Domanda del lettore: la palazzina dove abitiamo è stata edificata nel 1996 e consta di sei appartamenti di proprietà, la stessa è stata edificata unitamente ad altro palazzo, dove ci sono cinque appartamenti. In comune tra le due palazzine vi è un cortile condominiale, dove sono situati i parcheggi di proprietà, l’energia elettrica che serve per il cancello elettrico la luce scale e le antenne centralizzate. Nel nostro palazzo sino a oggi, e speriamo continui ancora, i rapporti sono stati di comune accordo è tutto si è svolto nella massima cordialità e amicizia, provvedendo ogni qualvolta si è presentato un problema ad affrontarlo tutti insieme, e per tale motivo non abbiamo mai pensato di costituire un condominio legalmente registrato o a impiantare un registro di entrate e uscite poiché ogni volta abbiamo provveduto direttamente. Due anni fa abbiamo pensato di stipulare una polizza assicurativa per il palazzo e per tale motivo, speriamo in modo giusto, abbiamo provveduto con relativo verbale di assemblea a eleggere uno di noi quale amministratore di condominio, il quale a sua volta ha richiesto il codice fiscale per eseguire le incombenze fiscali come la presentazione del modello 770. Ecco noi vorremo delle delucidazioni in merito se alla luce delle recenti modifiche anzidette siamo obbligati a nominare un amministratore esterno o possiamo continuare così come abbiamo fatto sino ad adesso, considerando che nessuno di noi ha fatto corsi per amministratori di condominio, e se si entro quanto tempo, abbiamo per metterci in regola, poiché abbiamo deciso di eseguire un restauro del palazzo con i lavori che dovrebbero iniziare nel mese di aprile 2013. A tale proposito vorremo chiedere, se per usufruire delle detrazioni del 50% l’amministratore all’atto del pagamento (entro il 30 giugno) con bonifico all’impresa che compie i lavori debba far indicare nella fattura solo il codice fiscale del condominio o quello di tutti i condomini?……. e se solo quello del condominio l’amministratore deve poi rilasciare dichiarazione a ogni condomino con relativo importo da detrarre in base alle tabelle millesimali?
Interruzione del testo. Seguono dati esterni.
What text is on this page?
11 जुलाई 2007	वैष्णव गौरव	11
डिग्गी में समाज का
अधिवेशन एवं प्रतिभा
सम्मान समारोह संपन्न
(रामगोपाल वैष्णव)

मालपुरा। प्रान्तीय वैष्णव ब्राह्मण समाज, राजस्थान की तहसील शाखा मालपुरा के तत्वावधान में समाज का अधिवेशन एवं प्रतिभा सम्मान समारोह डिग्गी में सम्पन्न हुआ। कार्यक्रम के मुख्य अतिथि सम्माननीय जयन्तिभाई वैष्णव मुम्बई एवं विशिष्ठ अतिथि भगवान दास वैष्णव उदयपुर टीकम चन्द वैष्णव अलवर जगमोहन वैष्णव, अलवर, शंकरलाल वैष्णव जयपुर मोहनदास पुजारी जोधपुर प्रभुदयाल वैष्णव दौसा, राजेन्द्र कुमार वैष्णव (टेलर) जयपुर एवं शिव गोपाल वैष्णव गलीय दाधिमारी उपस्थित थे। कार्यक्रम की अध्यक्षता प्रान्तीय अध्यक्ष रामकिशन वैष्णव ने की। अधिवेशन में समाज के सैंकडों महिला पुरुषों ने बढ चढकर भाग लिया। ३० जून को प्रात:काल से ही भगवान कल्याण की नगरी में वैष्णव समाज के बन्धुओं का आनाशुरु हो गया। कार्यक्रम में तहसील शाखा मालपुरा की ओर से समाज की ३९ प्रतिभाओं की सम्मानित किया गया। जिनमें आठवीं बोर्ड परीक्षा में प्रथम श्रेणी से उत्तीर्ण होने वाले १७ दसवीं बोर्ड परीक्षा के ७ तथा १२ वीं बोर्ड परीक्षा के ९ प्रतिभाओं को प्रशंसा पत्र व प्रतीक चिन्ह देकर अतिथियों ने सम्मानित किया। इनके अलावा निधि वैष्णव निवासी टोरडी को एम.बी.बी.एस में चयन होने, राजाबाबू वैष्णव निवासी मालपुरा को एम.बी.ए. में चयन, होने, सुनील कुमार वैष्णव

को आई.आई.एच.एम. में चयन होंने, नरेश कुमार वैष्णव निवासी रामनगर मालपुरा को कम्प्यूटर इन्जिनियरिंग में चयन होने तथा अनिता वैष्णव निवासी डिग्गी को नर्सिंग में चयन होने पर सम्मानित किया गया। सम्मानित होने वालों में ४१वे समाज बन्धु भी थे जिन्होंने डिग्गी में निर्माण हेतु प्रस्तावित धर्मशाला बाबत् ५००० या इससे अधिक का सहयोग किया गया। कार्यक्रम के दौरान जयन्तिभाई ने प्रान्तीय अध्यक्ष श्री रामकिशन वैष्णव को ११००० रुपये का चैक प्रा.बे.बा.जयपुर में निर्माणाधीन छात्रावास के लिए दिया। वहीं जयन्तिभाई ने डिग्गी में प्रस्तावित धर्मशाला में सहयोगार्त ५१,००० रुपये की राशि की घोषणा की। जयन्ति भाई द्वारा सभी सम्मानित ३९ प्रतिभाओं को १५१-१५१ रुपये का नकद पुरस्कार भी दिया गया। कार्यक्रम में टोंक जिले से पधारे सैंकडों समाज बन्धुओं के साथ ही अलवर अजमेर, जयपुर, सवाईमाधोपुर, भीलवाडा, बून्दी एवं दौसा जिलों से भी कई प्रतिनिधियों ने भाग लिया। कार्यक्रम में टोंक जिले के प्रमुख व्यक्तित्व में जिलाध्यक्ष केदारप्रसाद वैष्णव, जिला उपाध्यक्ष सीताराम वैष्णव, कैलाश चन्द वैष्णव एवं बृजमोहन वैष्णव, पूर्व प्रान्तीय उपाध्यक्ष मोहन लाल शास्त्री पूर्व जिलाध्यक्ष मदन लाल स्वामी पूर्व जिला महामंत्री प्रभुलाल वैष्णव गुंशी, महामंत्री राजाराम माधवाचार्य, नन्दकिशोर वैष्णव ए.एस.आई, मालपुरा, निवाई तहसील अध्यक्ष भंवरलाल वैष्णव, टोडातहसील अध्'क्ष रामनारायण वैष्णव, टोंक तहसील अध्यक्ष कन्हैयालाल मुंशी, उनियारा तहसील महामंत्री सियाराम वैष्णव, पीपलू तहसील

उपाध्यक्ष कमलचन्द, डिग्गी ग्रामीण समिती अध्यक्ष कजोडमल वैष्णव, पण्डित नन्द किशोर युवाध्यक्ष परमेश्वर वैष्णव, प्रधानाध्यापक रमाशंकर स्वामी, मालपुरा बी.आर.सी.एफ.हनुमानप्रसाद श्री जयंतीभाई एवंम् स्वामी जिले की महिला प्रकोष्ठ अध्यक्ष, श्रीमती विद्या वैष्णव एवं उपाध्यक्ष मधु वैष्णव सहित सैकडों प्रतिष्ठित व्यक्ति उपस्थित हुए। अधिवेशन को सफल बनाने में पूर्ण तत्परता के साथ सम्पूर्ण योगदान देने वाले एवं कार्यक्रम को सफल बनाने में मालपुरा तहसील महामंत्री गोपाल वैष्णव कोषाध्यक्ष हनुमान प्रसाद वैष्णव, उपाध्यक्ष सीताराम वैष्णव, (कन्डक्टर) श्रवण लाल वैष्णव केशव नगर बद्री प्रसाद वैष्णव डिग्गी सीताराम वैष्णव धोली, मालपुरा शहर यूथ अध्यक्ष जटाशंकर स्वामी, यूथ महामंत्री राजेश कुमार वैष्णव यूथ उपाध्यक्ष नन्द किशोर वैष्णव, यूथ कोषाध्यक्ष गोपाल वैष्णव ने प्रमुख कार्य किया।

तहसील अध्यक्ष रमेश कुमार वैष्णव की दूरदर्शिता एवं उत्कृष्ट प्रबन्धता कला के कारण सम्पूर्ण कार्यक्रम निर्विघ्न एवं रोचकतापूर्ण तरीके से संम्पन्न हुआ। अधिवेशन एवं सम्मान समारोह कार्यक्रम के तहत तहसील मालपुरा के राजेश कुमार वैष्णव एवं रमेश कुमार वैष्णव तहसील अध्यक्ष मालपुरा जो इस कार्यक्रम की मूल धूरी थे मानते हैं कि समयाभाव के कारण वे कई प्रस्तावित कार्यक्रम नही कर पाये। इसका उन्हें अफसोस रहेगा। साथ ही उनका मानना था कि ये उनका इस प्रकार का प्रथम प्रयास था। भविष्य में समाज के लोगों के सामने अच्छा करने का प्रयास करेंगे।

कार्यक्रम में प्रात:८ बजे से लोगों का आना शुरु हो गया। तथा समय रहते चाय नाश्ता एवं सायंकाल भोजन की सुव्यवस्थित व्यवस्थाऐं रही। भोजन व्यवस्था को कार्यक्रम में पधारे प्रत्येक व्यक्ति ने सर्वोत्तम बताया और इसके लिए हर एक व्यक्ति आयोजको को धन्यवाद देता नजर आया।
Risposta dell’esperto: premesso che il nuovo codice entra in vigore solo il 18 giugno e che non abbiamo al momento indicazioni date da sentenze sulla applicazione dello stesso, siamo costretti ad adottare i principi utilizzati sino ad oggi dalla Corte di Cassazione.
A mio modesto parere nel vostro caso si tratta di un unico condominio composto da due palazzine, altrimenti vi trovereste nella situazione di dover gestire tre amministrazioni (una per ciascuna palazzina ed una per la parti comuni).
Ad oggi esiste l’obbligo di nominare un amministratore quando i condomini sono più di quattro, quindi bene avete fatto a nominare un amministratore interno, il quale potrà continuare ad amministrare, in quanto per lui non esiste l’obbligo di formazione permanente.
Per poter usufruire della detrazione fiscale del 50% dovreste effettuare i bonifici nei confronti della ditta appaltatrice entro il prossimo 30 Giugno. l’amministratore poi a fine anno dovrà predisporre e consegnare a tutti i condomini una dichiarazione delle somme che ciascuno potrà portare in detrazione nei dieci anni successivi.
Il tutto ovviamente salvo nuovi interventi legislativi, che mi sembrano quanto meno auspicabili.